Before going any further I have a confession to make. Even though I love technology, I do not put myself under the "innovators" area of the classic technology adoption curve. For most situations, I am probably under the later part of the "Early Adopters". And even though I fully adopted Social Media in my personal and even professional life, the idea of making contact with customer services to discuss a complex ticket change seemed not feasible.

As a consequence, my first natural reaction to solve my KLM flight dilemma was to use the good old phone to call customer services. Well, that didn't go as I planned, given the critically of the situation and the high level of emotions, I had no doubt in my mind that KLM would change my ticket immediately and without any costs. To my surprise, the polite and nice lady on the other side of the line, cordially told me that she was not authorize to do that without charging me a huge re-booking fee. At that point I asked if there was any superior person that I could talk to because I couldn't believe in what I was hearing. But no, she said to call "tomorrow".

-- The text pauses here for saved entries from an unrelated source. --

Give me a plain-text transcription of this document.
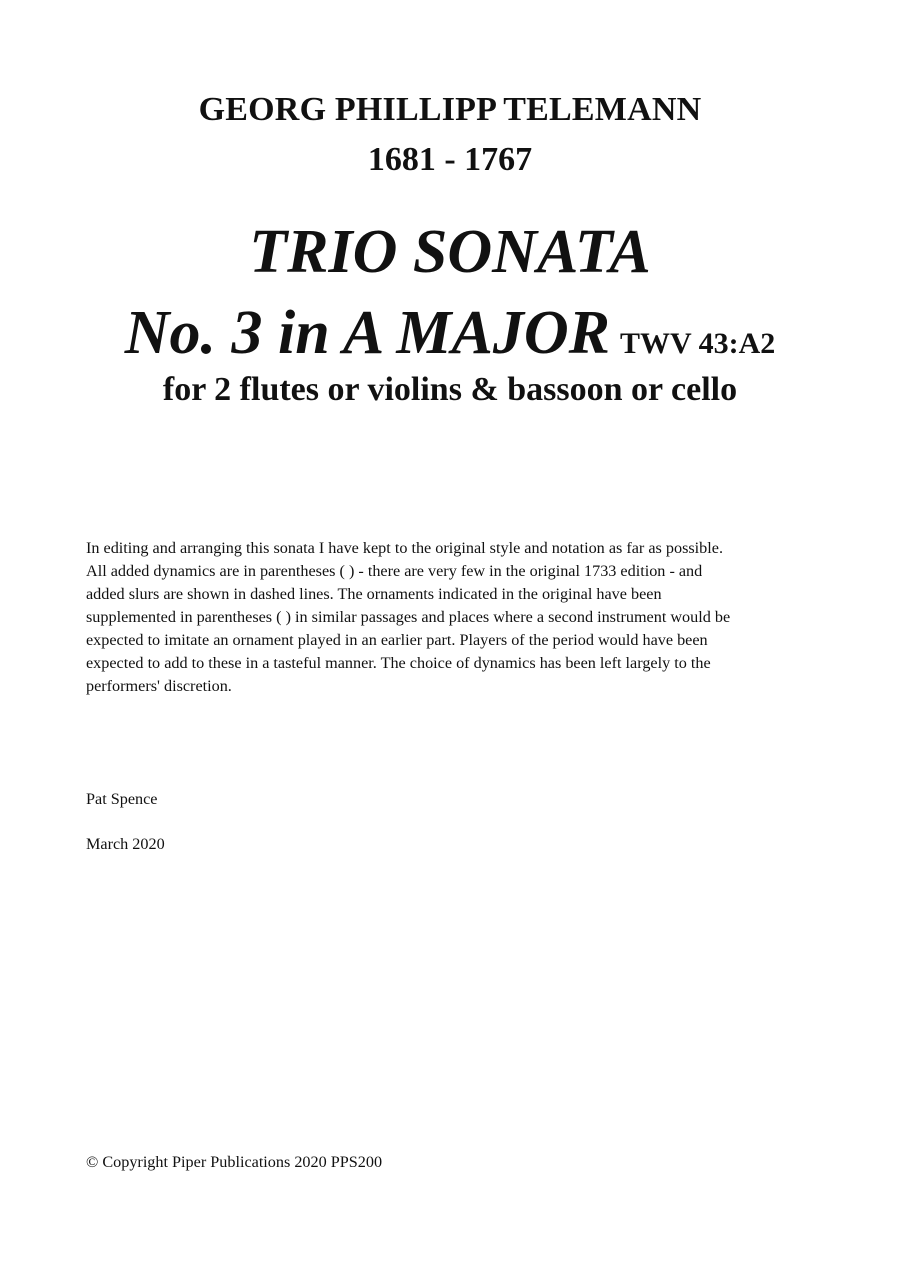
GEORG PHILLIPP TELEMANN
1681 - 1767
TRIO SONATA
No. 3 in A MAJOR TWV 43:A2
for 2 flutes or violins & bassoon or cello

In editing and arranging this sonata I have kept to the original style and notation as far as possible.

All added dynamics are in parentheses ( ) - there are very few in the original 1733 edition - and

added slurs are shown in dashed lines. The ornaments indicated in the original have been

supplemented in parentheses ( ) in similar passages and places where a second instrument would be

expected to imitate an ornament played in an earlier part. Players of the period would have been

expected to add to these in a tasteful manner. The choice of dynamics has been left largely to the

performers' discretion.

Pat Spence
March 2020
© Copyright Piper Publications 2020 PPS200
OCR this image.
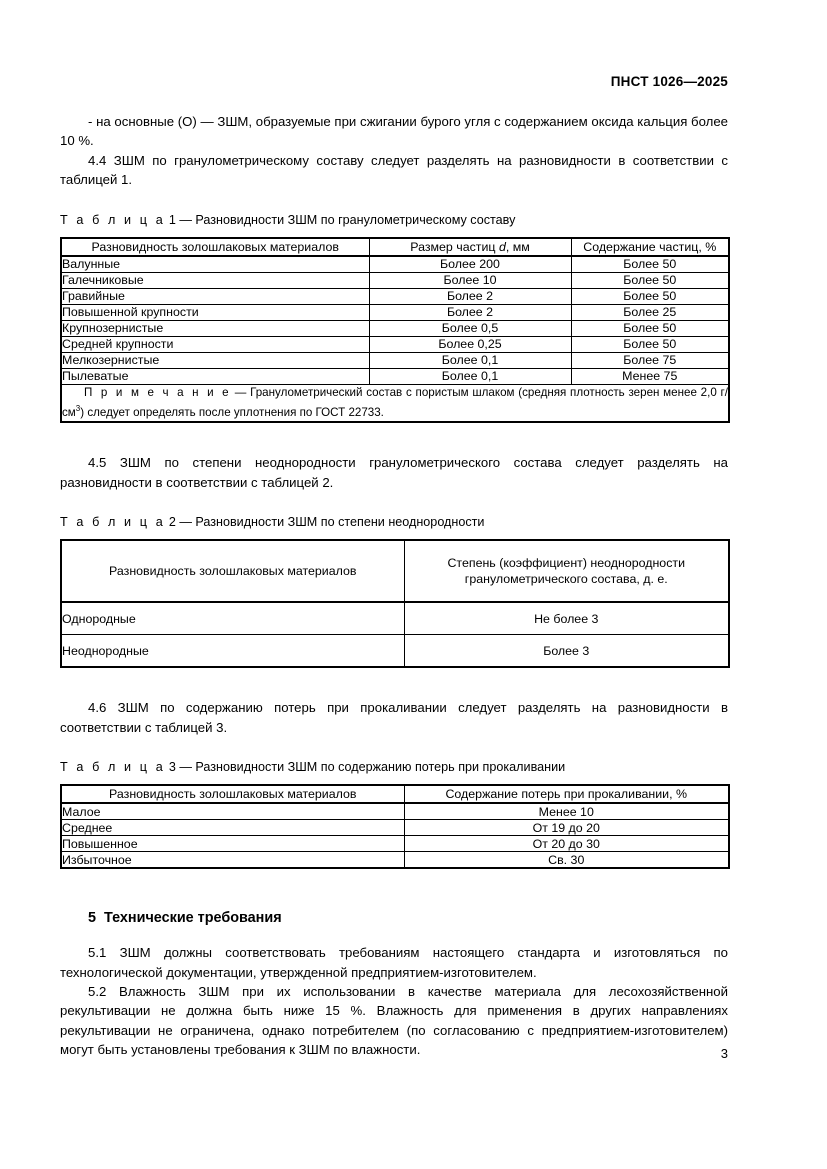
ПНСТ 1026—2025

- на основные (О) — ЗШМ, образуемые при сжигании бурого угля с содержанием оксида кальция более 10 %.

4.4 ЗШМ по гранулометрическому составу следует разделять на разновидности в соответствии с таблицей 1.

Т а б л и ц а 1 — Разновидности ЗШМ по гранулометрическому составу
Разновидность золошлаковых материалов	Размер частиц d, мм	Содержание частиц, %
Валунные	Более 200	Более 50
Галечниковые	Более 10	Более 50
Гравийные	Более 2	Более 50
Повышенной крупности	Более 2	Более 25
Крупнозернистые	Более 0,5	Более 50
Средней крупности	Более 0,25	Более 50
Мелкозернистые	Более 0,1	Более 75
Пылеватые	Более 0,1	Менее 75
П р и м е ч а н и е — Гранулометрический состав с пористым шлаком (средняя плотность зерен менее 2,0 $г/см^3$) следует определять после уплотнения по ГОСТ 22733.		

4.5 ЗШМ по степени неоднородности гранулометрического состава следует разделять на разновидности в соответствии с таблицей 2.

Т а б л и ц а 2 — Разновидности ЗШМ по степени неоднородности
Разновидность золошлаковых материалов	Степень (коэффициент) неоднородности
гранулометрического состава, д. е.
Однородные	Не более 3
Неоднородные	Более 3

4.6 ЗШМ по содержанию потерь при прокаливании следует разделять на разновидности в соответствии с таблицей 3.

Т а б л и ц а 3 — Разновидности ЗШМ по содержанию потерь при прокаливании
Разновидность золошлаковых материалов	Содержание потерь при прокаливании, %
Малое	Менее 10
Среднее	От 19 до 20
Повышенное	От 20 до 30
Избыточное	Св. 30
5 Технические требования

5.1 ЗШМ должны соответствовать требованиям настоящего стандарта и изготовляться по технологической документации, утвержденной предприятием-изготовителем.

5.2 Влажность ЗШМ при их использовании в качестве материала для лесохозяйственной рекультивации не должна быть ниже 15 %. Влажность для применения в других направлениях рекультивации не ограничена, однако потребителем (по согласованию с предприятием-изготовителем) могут быть установлены требования к ЗШМ по влажности.	3
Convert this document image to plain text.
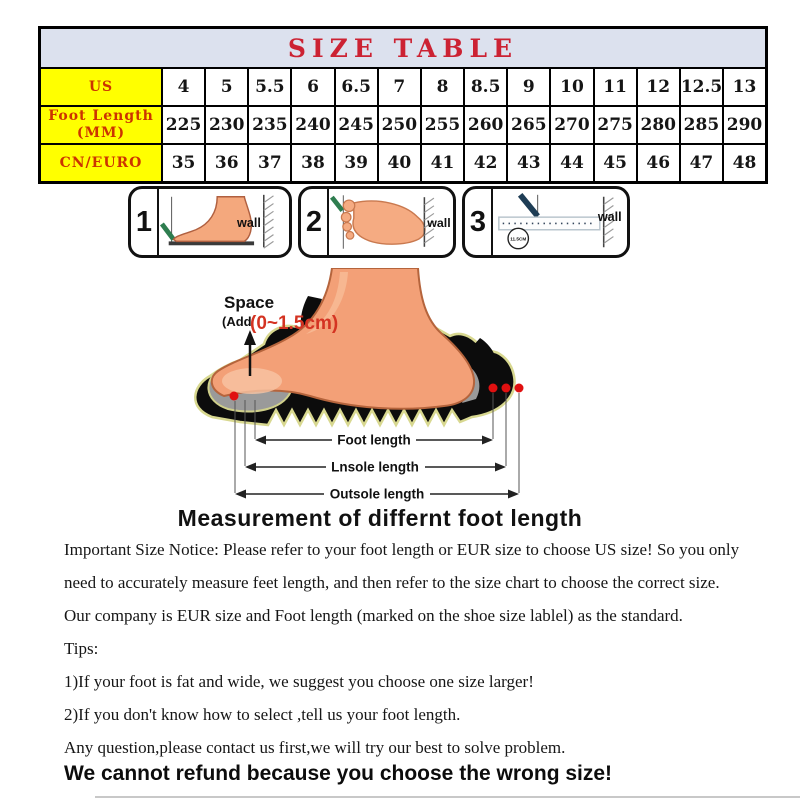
SIZE TABLE														
US	4	5	5.5	6	6.5	7	8	8.5	9	10	11	12	12.5	13
Foot Length
(MM)	225	230	235	240	245	250	255	260	265	270	275	280	285	290
CN/EURO	35	36	37	38	39	40	41	42	43	44	45	46	47	48
1	wall 2	wall 3
11.5CM
wall
Space
(Add
(0~1.5cm)
Foot length
Lnsole length
Outsole length
Measurement of differnt foot length

Important Size Notice: Please refer to your foot length or EUR size to choose US size! So you only

need to accurately measure feet length, and then refer to the size chart to choose the correct size.

Our company is EUR size and Foot length (marked on the shoe size lablel) as the standard.

Tips:

1)If your foot is fat and wide, we suggest you choose one size larger!

2)If you don't know how to select ,tell us your foot length.

Any question,please contact us first,we will try our best to solve problem.

We cannot refund because you choose the wrong size!
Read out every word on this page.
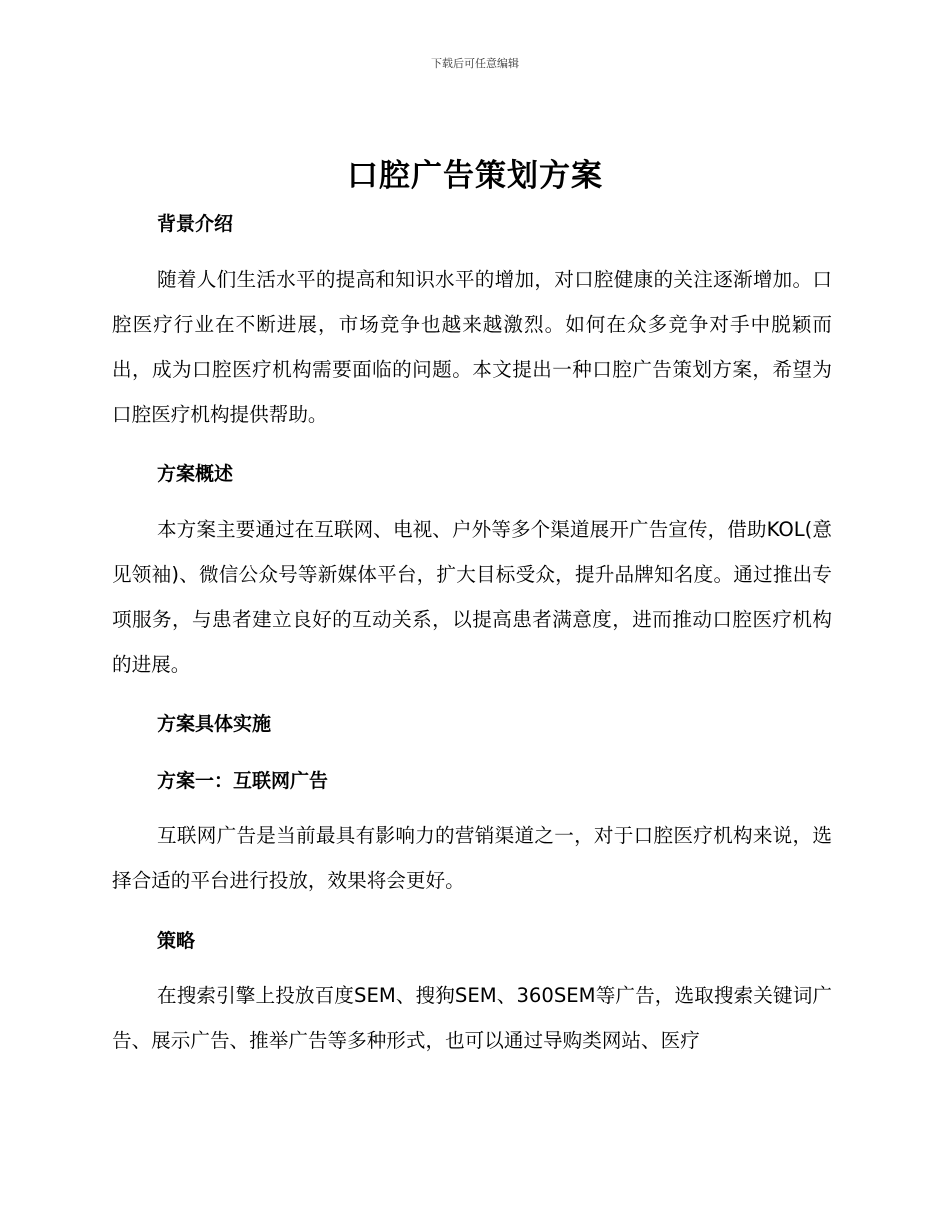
下载后可任意编辑
口腔广告策划方案
背景介绍

随着人们生活水平的提高和知识水平的增加，对口腔健康的关注逐渐增加。口腔医疗行业在不断进展，市场竞争也越来越激烈。如何在众多竞争对手中脱颖而出，成为口腔医疗机构需要面临的问题。本文提出一种口腔广告策划方案，希望为口腔医疗机构提供帮助。

方案概述

本方案主要通过在互联网、电视、户外等多个渠道展开广告宣传，借助KOL(意见领袖)、微信公众号等新媒体平台，扩大目标受众，提升品牌知名度。通过推出专项服务，与患者建立良好的互动关系，以提高患者满意度，进而推动口腔医疗机构的进展。

方案具体实施
方案一：互联网广告

互联网广告是当前最具有影响力的营销渠道之一，对于口腔医疗机构来说，选择合适的平台进行投放，效果将会更好。

策略

在搜索引擎上投放百度SEM、搜狗SEM、360SEM等广告，选取搜索关键词广告、展示广告、推举广告等多种形式，也可以通过导购类网站、医疗
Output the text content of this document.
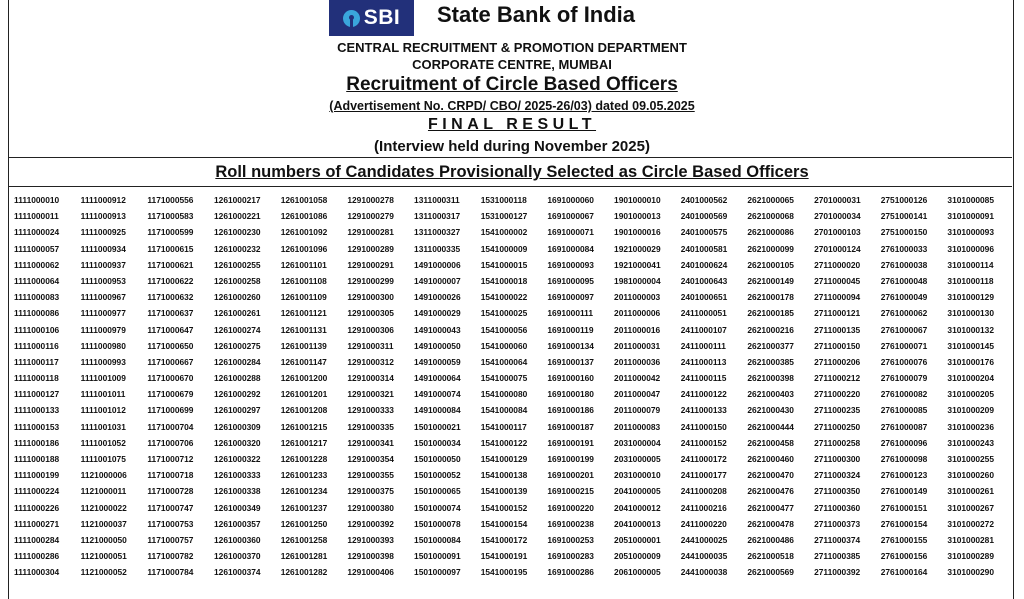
SBI State Bank of India
CENTRAL RECRUITMENT & PROMOTION DEPARTMENT
CORPORATE CENTRE, MUMBAI
Recruitment of Circle Based Officers
(Advertisement No. CRPD/ CBO/ 2025-26/03) dated 09.05.2025
FINAL RESULT
(Interview held during November 2025)
Roll numbers of Candidates Provisionally Selected as Circle Based Officers
1111000010	1111000912	1171000556	1261000217	1261001058	1291000278	1311000311	1531000118	1691000060	1901000010	2401000562	2621000065	2701000031	2751000126	3101000085
1111000011	1111000913	1171000583	1261000221	1261001086	1291000279	1311000317	1531000127	1691000067	1901000013	2401000569	2621000068	2701000034	2751000141	3101000091
1111000024	1111000925	1171000599	1261000230	1261001092	1291000281	1311000327	1541000002	1691000071	1901000016	2401000575	2621000086	2701000103	2751000150	3101000093
1111000057	1111000934	1171000615	1261000232	1261001096	1291000289	1311000335	1541000009	1691000084	1921000029	2401000581	2621000099	2701000124	2761000033	3101000096
1111000062	1111000937	1171000621	1261000255	1261001101	1291000291	1491000006	1541000015	1691000093	1921000041	2401000624	2621000105	2711000020	2761000038	3101000114
1111000064	1111000953	1171000622	1261000258	1261001108	1291000299	1491000007	1541000018	1691000095	1981000004	2401000643	2621000149	2711000045	2761000048	3101000118
1111000083	1111000967	1171000632	1261000260	1261001109	1291000300	1491000026	1541000022	1691000097	2011000003	2401000651	2621000178	2711000094	2761000049	3101000129
1111000086	1111000977	1171000637	1261000261	1261001121	1291000305	1491000029	1541000025	1691000111	2011000006	2411000051	2621000185	2711000121	2761000062	3101000130
1111000106	1111000979	1171000647	1261000274	1261001131	1291000306	1491000043	1541000056	1691000119	2011000016	2411000107	2621000216	2711000135	2761000067	3101000132
1111000116	1111000980	1171000650	1261000275	1261001139	1291000311	1491000050	1541000060	1691000134	2011000031	2411000111	2621000377	2711000150	2761000071	3101000145
1111000117	1111000993	1171000667	1261000284	1261001147	1291000312	1491000059	1541000064	1691000137	2011000036	2411000113	2621000385	2711000206	2761000076	3101000176
1111000118	1111001009	1171000670	1261000288	1261001200	1291000314	1491000064	1541000075	1691000160	2011000042	2411000115	2621000398	2711000212	2761000079	3101000204
1111000127	1111001011	1171000679	1261000292	1261001201	1291000321	1491000074	1541000080	1691000180	2011000047	2411000122	2621000403	2711000220	2761000082	3101000205
1111000133	1111001012	1171000699	1261000297	1261001208	1291000333	1491000084	1541000084	1691000186	2011000079	2411000133	2621000430	2711000235	2761000085	3101000209
1111000153	1111001031	1171000704	1261000309	1261001215	1291000335	1501000021	1541000117	1691000187	2011000083	2411000150	2621000444	2711000250	2761000087	3101000236
1111000186	1111001052	1171000706	1261000320	1261001217	1291000341	1501000034	1541000122	1691000191	2031000004	2411000152	2621000458	2711000258	2761000096	3101000243
1111000188	1111001075	1171000712	1261000322	1261001228	1291000354	1501000050	1541000129	1691000199	2031000005	2411000172	2621000460	2711000300	2761000098	3101000255
1111000199	1121000006	1171000718	1261000333	1261001233	1291000355	1501000052	1541000138	1691000201	2031000010	2411000177	2621000470	2711000324	2761000123	3101000260
1111000224	1121000011	1171000728	1261000338	1261001234	1291000375	1501000065	1541000139	1691000215	2041000005	2411000208	2621000476	2711000350	2761000149	3101000261
1111000226	1121000022	1171000747	1261000349	1261001237	1291000380	1501000074	1541000152	1691000220	2041000012	2411000216	2621000477	2711000360	2761000151	3101000267
1111000271	1121000037	1171000753	1261000357	1261001250	1291000392	1501000078	1541000154	1691000238	2041000013	2411000220	2621000478	2711000373	2761000154	3101000272
1111000284	1121000050	1171000757	1261000360	1261001258	1291000393	1501000084	1541000172	1691000253	2051000001	2441000025	2621000486	2711000374	2761000155	3101000281
1111000286	1121000051	1171000782	1261000370	1261001281	1291000398	1501000091	1541000191	1691000283	2051000009	2441000035	2621000518	2711000385	2761000156	3101000289
1111000304	1121000052	1171000784	1261000374	1261001282	1291000406	1501000097	1541000195	1691000286	2061000005	2441000038	2621000569	2711000392	2761000164	3101000290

That's when I noticed that all over the e-mails and their website, KLM was advertising that we should "contact them via the new channels: Your questions answered 24/7 within 1 hour via Facebook and Twitter". Immediately after hanging up the old and archaic desk phone, I tried Facebook and the response and efficiency astonished me! Within 1 hr, they found my reservation based on my Facebook name and informed me that they could make the change with no problem. We started to chat with private messages and the problem was solved within hours and just a bit of typing.

My experience highlight many of the basic foundations that a company need to put in place when they open their social media channels as a customer service tool. Time is of essence and to get there you need the tools, capable personal and monitoring to track messages and timely answer them with a personal touch and in a meaningful way. An automatic message like "thanks for your question" would have been devastating for the brand.

But most importantly, when a customer is dissatisfied with your brand, everything depends on your response. When I went to Facebook to complain about the phone service, I was directly sending a negative feedback to KLM. While for some this is a threat, for smart companies is an open invitation to rectify your brand's image and, more important, your relationship with the customer. I felt like I was heard and my problem was taken seriously. KLM did what it had to do to keep me a happy customer, despite the difficult circumstances.